# SonyUSB Music Shuffle?



## billym (Jan 3, 2008)

I have a Sony STRDH720. It plays USB Music in sequnce. Is there any way to play music on the USB in random/shuffle sequence?


----------



## Yoda-DBSguy (Nov 4, 2006)

Page 44 of your owners manual. This should be for an ipod/iphone or usb connected device:

*To select the playback mode *

You can change the playback mode using the TOOLS/OPTIONS on the remote control. • Repeat: Off / One / All • Shuffle: Off / Songs / Albums • Audiobooks: Slower / Normal / Faster


----------



## billym (Jan 3, 2008)

Thank you for your reply. I did read this in the manual, but it does not work for me. TOOLS/OPTIONS only give one option:: REPEAT: with choices for Off. One, All or Folder. There is no option for Shuffle. The USB thumb drive I am using has a number of individual albums of MP3 music in separate folders, as well as some individual MP3 songs.


----------



## WestDC (Feb 9, 2008)

billym said:


> Thank you for your reply. I did read this in the manual, but it does not work for me. TOOLS/OPTIONS only give one option:: REPEAT: with choices for Off. One, All or Folder. There is no option for Shuffle. The USB thumb drive I am using has a number of individual albums of MP3 music in separate folders, as well as some individual MP3 songs.

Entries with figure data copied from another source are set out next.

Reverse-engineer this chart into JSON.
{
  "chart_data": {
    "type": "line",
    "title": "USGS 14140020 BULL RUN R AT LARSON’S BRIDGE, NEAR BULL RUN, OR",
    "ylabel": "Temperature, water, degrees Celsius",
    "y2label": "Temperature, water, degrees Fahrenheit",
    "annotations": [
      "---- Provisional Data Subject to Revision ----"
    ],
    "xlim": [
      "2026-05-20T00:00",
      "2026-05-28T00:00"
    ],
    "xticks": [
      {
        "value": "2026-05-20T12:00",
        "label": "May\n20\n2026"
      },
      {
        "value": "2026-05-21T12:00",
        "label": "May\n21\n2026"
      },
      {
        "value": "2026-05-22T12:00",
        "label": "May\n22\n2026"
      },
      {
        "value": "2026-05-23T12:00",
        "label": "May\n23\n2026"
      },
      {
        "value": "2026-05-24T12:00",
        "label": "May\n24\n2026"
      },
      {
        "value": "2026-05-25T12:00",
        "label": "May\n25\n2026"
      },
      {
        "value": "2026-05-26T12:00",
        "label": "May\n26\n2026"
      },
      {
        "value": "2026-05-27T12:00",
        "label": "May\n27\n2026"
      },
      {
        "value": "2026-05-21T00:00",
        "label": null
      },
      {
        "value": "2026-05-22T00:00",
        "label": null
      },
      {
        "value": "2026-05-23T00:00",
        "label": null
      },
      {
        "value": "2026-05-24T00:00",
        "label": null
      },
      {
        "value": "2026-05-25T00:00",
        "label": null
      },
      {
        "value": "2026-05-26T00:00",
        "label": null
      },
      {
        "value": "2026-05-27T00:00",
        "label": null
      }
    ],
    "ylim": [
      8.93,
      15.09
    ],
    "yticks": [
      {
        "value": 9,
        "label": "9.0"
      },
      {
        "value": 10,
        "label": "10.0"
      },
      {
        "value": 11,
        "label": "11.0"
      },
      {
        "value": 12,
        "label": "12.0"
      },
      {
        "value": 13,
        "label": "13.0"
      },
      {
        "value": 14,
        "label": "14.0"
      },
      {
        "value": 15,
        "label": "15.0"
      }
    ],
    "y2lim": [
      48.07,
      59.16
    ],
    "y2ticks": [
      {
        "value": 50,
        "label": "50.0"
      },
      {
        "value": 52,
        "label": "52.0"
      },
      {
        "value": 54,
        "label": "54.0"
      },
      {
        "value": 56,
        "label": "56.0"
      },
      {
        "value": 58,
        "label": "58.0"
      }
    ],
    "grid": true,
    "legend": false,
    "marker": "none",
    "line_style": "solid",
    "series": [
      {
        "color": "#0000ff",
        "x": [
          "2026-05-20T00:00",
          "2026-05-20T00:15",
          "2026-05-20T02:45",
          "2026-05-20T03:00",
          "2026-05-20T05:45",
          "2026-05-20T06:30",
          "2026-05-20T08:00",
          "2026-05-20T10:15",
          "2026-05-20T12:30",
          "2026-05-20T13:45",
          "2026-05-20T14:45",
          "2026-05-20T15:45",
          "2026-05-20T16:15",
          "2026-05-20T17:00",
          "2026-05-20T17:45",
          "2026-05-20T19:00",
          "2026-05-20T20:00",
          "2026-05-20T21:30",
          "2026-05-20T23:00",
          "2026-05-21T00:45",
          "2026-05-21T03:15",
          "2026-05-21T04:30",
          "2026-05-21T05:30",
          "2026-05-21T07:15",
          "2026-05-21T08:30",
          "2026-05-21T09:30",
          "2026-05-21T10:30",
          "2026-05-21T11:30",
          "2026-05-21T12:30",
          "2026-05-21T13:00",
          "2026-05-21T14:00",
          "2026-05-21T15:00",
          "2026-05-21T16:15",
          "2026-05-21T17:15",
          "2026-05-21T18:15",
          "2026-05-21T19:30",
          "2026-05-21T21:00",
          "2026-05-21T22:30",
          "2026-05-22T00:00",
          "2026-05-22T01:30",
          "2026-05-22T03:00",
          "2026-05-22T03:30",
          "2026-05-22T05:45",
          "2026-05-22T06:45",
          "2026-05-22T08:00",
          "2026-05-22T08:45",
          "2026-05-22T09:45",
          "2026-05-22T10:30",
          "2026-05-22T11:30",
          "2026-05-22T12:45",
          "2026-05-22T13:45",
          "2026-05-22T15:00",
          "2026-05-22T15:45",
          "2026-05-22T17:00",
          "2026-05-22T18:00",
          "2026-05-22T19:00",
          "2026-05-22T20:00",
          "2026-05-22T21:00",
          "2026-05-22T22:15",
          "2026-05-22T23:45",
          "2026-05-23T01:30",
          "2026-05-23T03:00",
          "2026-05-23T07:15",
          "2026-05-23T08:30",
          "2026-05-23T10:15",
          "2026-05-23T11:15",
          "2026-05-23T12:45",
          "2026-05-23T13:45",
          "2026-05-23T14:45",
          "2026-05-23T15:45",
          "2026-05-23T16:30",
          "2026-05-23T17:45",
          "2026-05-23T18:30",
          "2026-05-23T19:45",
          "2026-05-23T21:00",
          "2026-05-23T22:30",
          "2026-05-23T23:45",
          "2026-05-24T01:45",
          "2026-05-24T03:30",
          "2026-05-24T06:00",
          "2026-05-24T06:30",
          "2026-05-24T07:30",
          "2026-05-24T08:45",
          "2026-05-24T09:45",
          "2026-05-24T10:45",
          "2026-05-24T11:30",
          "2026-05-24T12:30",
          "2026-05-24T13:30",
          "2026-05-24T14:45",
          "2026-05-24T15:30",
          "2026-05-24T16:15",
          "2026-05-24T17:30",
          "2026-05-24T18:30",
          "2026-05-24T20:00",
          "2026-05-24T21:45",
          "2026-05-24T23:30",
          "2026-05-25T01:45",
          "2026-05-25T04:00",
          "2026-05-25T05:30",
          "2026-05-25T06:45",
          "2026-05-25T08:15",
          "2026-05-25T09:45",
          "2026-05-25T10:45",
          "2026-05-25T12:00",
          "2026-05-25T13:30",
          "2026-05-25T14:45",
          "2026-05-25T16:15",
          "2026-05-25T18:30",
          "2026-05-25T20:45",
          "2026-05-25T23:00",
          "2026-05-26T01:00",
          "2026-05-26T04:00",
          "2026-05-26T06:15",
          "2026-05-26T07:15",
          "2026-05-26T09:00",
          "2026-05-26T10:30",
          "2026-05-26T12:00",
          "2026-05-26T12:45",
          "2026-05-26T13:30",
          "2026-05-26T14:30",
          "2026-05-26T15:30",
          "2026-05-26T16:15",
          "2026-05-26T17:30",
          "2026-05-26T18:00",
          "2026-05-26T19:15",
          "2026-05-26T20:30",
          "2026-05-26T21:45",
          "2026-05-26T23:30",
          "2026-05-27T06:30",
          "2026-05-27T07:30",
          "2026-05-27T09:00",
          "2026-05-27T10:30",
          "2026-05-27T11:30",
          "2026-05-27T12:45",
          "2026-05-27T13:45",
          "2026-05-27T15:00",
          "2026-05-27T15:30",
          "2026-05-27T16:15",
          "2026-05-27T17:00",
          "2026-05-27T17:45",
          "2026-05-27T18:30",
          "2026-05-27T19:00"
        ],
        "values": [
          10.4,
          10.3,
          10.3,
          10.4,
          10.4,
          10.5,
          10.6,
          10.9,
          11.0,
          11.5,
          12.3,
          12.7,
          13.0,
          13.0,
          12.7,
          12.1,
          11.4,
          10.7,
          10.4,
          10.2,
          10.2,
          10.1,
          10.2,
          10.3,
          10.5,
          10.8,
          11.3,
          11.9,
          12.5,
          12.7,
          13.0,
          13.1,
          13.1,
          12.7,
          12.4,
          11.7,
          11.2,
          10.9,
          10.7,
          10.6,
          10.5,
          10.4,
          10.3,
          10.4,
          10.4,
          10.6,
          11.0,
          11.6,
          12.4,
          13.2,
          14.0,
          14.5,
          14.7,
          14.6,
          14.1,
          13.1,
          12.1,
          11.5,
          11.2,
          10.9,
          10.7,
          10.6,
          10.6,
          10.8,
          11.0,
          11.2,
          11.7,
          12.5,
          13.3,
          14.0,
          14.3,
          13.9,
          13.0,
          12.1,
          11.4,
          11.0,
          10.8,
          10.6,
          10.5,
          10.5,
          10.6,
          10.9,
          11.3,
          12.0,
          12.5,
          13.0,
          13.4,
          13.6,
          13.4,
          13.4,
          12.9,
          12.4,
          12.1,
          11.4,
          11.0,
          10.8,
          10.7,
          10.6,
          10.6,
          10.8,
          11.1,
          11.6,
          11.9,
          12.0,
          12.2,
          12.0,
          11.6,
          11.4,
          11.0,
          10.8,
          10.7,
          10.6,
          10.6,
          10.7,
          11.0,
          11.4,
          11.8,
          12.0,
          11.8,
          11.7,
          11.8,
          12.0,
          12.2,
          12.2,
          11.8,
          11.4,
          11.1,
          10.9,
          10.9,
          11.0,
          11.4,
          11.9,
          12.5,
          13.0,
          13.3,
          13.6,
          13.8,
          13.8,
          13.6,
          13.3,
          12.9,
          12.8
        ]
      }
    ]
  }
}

 I suggest you try this on another Usb stick - Do not put songs in a folder -Cherry pick the songs one at a time and if the usb stick put then in one folder

You may be able to play them the way you wish.


----------



## billym (Jan 3, 2008)

Thanks WestDC. I tried that with no different result.. I put about 50 songs individually on the USB stick, and it still would only play them in the sequence loaded on the stick. The only TOOLs/OPTIONS choice is still just REPEAT. No option for shuffle.


----------